Программист в Сикстинской Капелле (СИ) - Буравсон Амантий (читать лучшие читаемые книги TXT) 📗
Синьор Спинози проводил меня на второй этаж, где находилась спальня Антонино. Постучавшись, я услышал следующее:
— Прочь, злобные фурии из царства Аида! Не мешайте мне думать о Лете!
Похоже, сопранист впечатлился очередной оперой на античную тематику, подумал я и осторожно заглянул в комнату. Антонино с полностью отрешённым видом сидел в пустой бочке. Вместо одежды на нём было какое-то жалкое подобие греческого хитона, сделанное, по-видимому, из старой простыни.
— Привет, Антонино, — как можно более дружелюбно поприветствовал я сопраниста. — Помнишь морского ежа с балалайкой?
Но Тонино ничего не отвечал. Он бредил. На полке рядом с бочкой я заметил опрокинутый пузырёк, из которого вытекала странного вида жидкость. Нет сомнения, бедняга глушил навязчивые идеи опиумом.

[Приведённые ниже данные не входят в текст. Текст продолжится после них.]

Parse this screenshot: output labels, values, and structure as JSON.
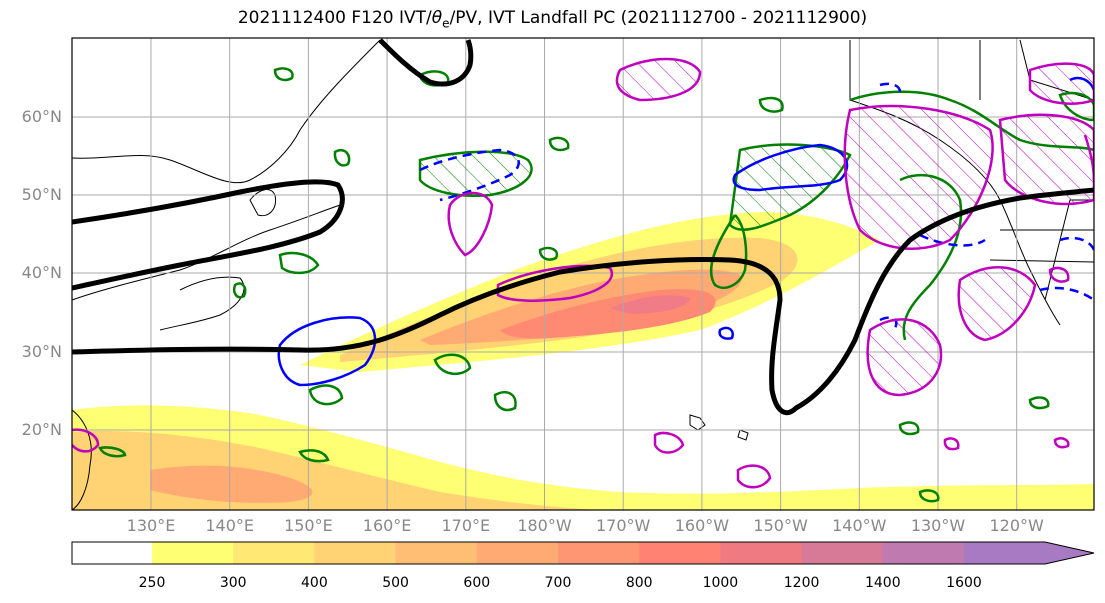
{
  "title": {
    "prefix": "2021112400 F120 IVT/",
    "theta": "θ",
    "theta_sub": "e",
    "suffix": "/PV, IVT Landfall PC (2021112700 - 2021112900)"
  },
  "lat_labels": [
    "60°N",
    "50°N",
    "40°N",
    "30°N",
    "20°N"
  ],
  "lat_values": [
    60,
    50,
    40,
    30,
    20
  ],
  "lon_labels": [
    "130°E",
    "140°E",
    "150°E",
    "160°E",
    "170°E",
    "180°W",
    "170°W",
    "160°W",
    "150°W",
    "140°W",
    "130°W",
    "120°W"
  ],
  "colorbar": {
    "levels": [
      "250",
      "300",
      "400",
      "500",
      "600",
      "700",
      "800",
      "1000",
      "1200",
      "1400",
      "1600"
    ],
    "colors": [
      "#ffff73",
      "#ffe873",
      "#ffd273",
      "#ffbe73",
      "#ffaa73",
      "#ff9673",
      "#ff8273",
      "#ef7a82",
      "#d77a98",
      "#bf7aaf",
      "#a87ac4"
    ]
  },
  "colors": {
    "pv_contour": "#000000",
    "theta_e_contour": "#008000",
    "blue_contour": "#0000ff",
    "magenta_contour": "#bf00bf",
    "coastline": "#000000",
    "gridline": "#aaaaaa"
  }
}
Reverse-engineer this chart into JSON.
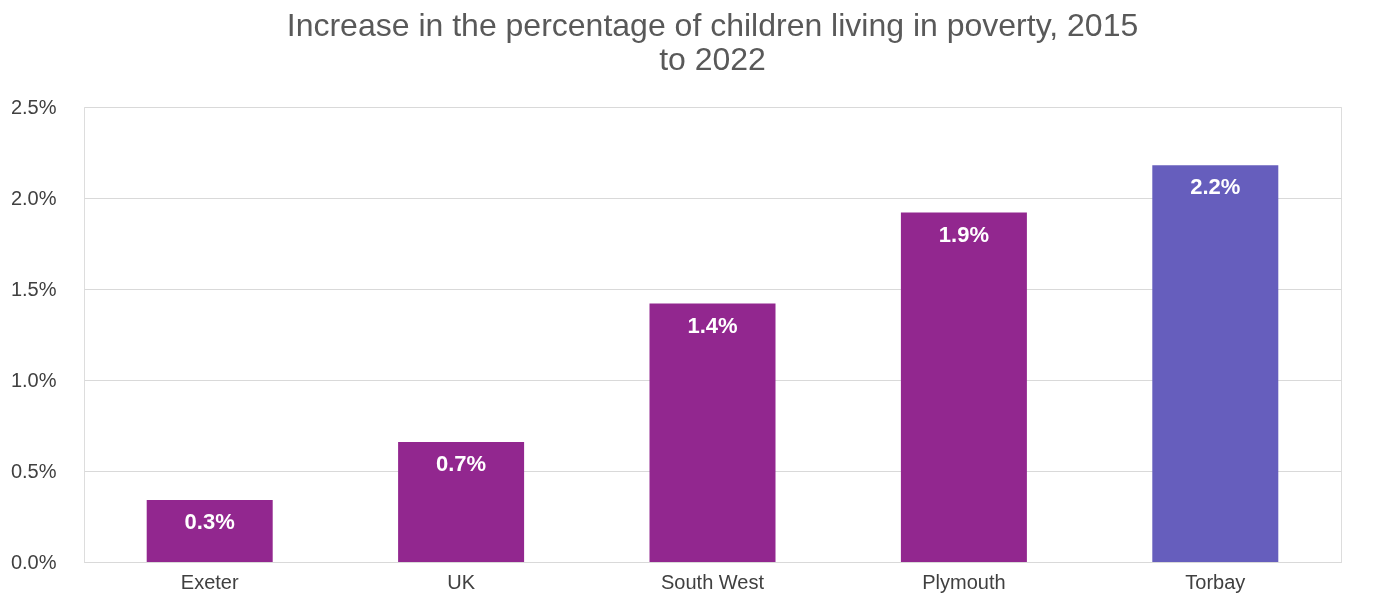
{
  "chart_data": {
    "type": "bar",
    "title": "Increase in the percentage of children living in poverty, 2015 to 2022",
    "categories": [
      "Exeter",
      "UK",
      "South West",
      "Plymouth",
      "Torbay"
    ],
    "values": [
      0.34,
      0.66,
      1.42,
      1.92,
      2.18
    ],
    "value_labels": [
      "0.3%",
      "0.7%",
      "1.4%",
      "1.9%",
      "2.2%"
    ],
    "colors": [
      "#92278f",
      "#92278f",
      "#92278f",
      "#92278f",
      "#665ebd"
    ],
    "ylim": [
      0,
      2.5
    ],
    "yticks": [
      {
        "value": 0,
        "label": "0.0%"
      },
      {
        "value": 0.5,
        "label": "0.5%"
      },
      {
        "value": 1,
        "label": "1.0%"
      },
      {
        "value": 1.5,
        "label": "1.5%"
      },
      {
        "value": 2,
        "label": "2.0%"
      },
      {
        "value": 2.5,
        "label": "2.5%"
      }
    ],
    "grid": "y"
  }
}
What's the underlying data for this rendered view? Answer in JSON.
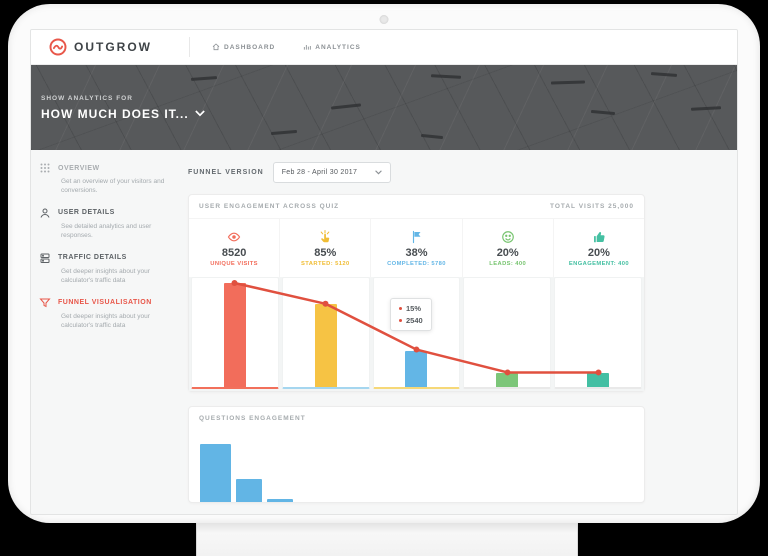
{
  "topbar": {
    "logo_text": "OUTGROW",
    "nav": [
      {
        "label": "DASHBOARD",
        "icon": "home-icon"
      },
      {
        "label": "ANALYTICS",
        "icon": "bar-chart-icon"
      }
    ]
  },
  "hero": {
    "eyebrow": "SHOW ANALYTICS FOR",
    "title": "HOW MUCH DOES IT..."
  },
  "sidebar": {
    "items": [
      {
        "label": "OVERVIEW",
        "desc": "Get an overview of your visitors and conversions.",
        "icon": "grid-dots-icon",
        "color": "#a9adb0",
        "active": false
      },
      {
        "label": "USER DETAILS",
        "desc": "See detailed analytics and user responses.",
        "icon": "user-icon",
        "color": "#5d6266",
        "active": false
      },
      {
        "label": "TRAFFIC DETAILS",
        "desc": "Get deeper insights about your calculator's traffic data",
        "icon": "stack-icon",
        "color": "#5d6266",
        "active": false
      },
      {
        "label": "FUNNEL VISUALISATION",
        "desc": "Get deeper insights about your calculator's traffic data",
        "icon": "funnel-icon",
        "color": "#e8574a",
        "active": true
      }
    ]
  },
  "controls": {
    "funnel_version_label": "FUNNEL VERSION",
    "funnel_version_value": "Feb 28 - April 30 2017"
  },
  "engagement": {
    "title": "USER ENGAGEMENT ACROSS QUIZ",
    "total": "TOTAL VISITS 25,000",
    "stats": [
      {
        "icon": "eye-icon",
        "value": "8520",
        "label": "UNIQUE VISITS",
        "color": "#f26d5b"
      },
      {
        "icon": "tap-icon",
        "value": "85%",
        "label": "STARTED: 5120",
        "color": "#f0bd35"
      },
      {
        "icon": "flag-icon",
        "value": "38%",
        "label": "COMPLETED: 5780",
        "color": "#63b6e6"
      },
      {
        "icon": "smiley-icon",
        "value": "20%",
        "label": "LEADS: 400",
        "color": "#77c46f"
      },
      {
        "icon": "thumbs-up-icon",
        "value": "20%",
        "label": "ENGAGEMENT: 400",
        "color": "#45c0a2"
      }
    ],
    "tooltip": [
      "15%",
      "2540"
    ]
  },
  "questions": {
    "title": "QUESTIONS ENGAGEMENT"
  },
  "chart_data": [
    {
      "type": "bar",
      "name": "user-engagement-funnel",
      "categories": [
        "UNIQUE VISITS",
        "STARTED",
        "COMPLETED",
        "LEADS",
        "ENGAGEMENT"
      ],
      "stat_values": [
        "8520",
        "85%",
        "38%",
        "20%",
        "20%"
      ],
      "bar_heights_pct": [
        100,
        80,
        35,
        13,
        13
      ],
      "line_heights_pct": [
        100,
        80,
        36,
        14,
        14
      ],
      "bar_colors": [
        "#f26d5b",
        "#f6c344",
        "#63b6e6",
        "#7cc679",
        "#43bfa3"
      ],
      "underline_colors": [
        "#f2705b",
        "#a5d6ef",
        "#f6d878",
        "#e9e9e9",
        "#e9e9e9"
      ],
      "line_color": "#e0503f",
      "tooltip_point_index": 2,
      "tooltip_lines": [
        "15%",
        "2540"
      ],
      "legend": "none",
      "grid": false
    },
    {
      "type": "bar",
      "name": "questions-engagement",
      "values_pct": [
        81,
        33,
        5
      ],
      "bar_color": "#62b5e5",
      "title": "QUESTIONS ENGAGEMENT",
      "grid": false
    }
  ]
}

Поняв, что добиться адекватного ответа от Спинози будет невозможно, я собрался уже было уходить, как вдруг взгляд мой упал на портрет, валяющийся на подушке. На портрете была изображена юная девушка в пышном платье, с чёрными кудрями и острым носом. Лицо её казалось непропорциональным, правый глаз её был больше левого, а над правой бровью красовалась бородавка.
Послушайте, кого-то эта девушка мне напоминает… На оборотной стороне портрета была надпись: «Антонина Спинози. Автопортрет». В какой-то момент я ощутил дежа вю, которое было прервано пронзительным криком с первого этажа:
— Джузеппе! Старый ты козёл, иди ужинать!!!
Весь последующий вечер я провёл в «тягостных раздумьях»…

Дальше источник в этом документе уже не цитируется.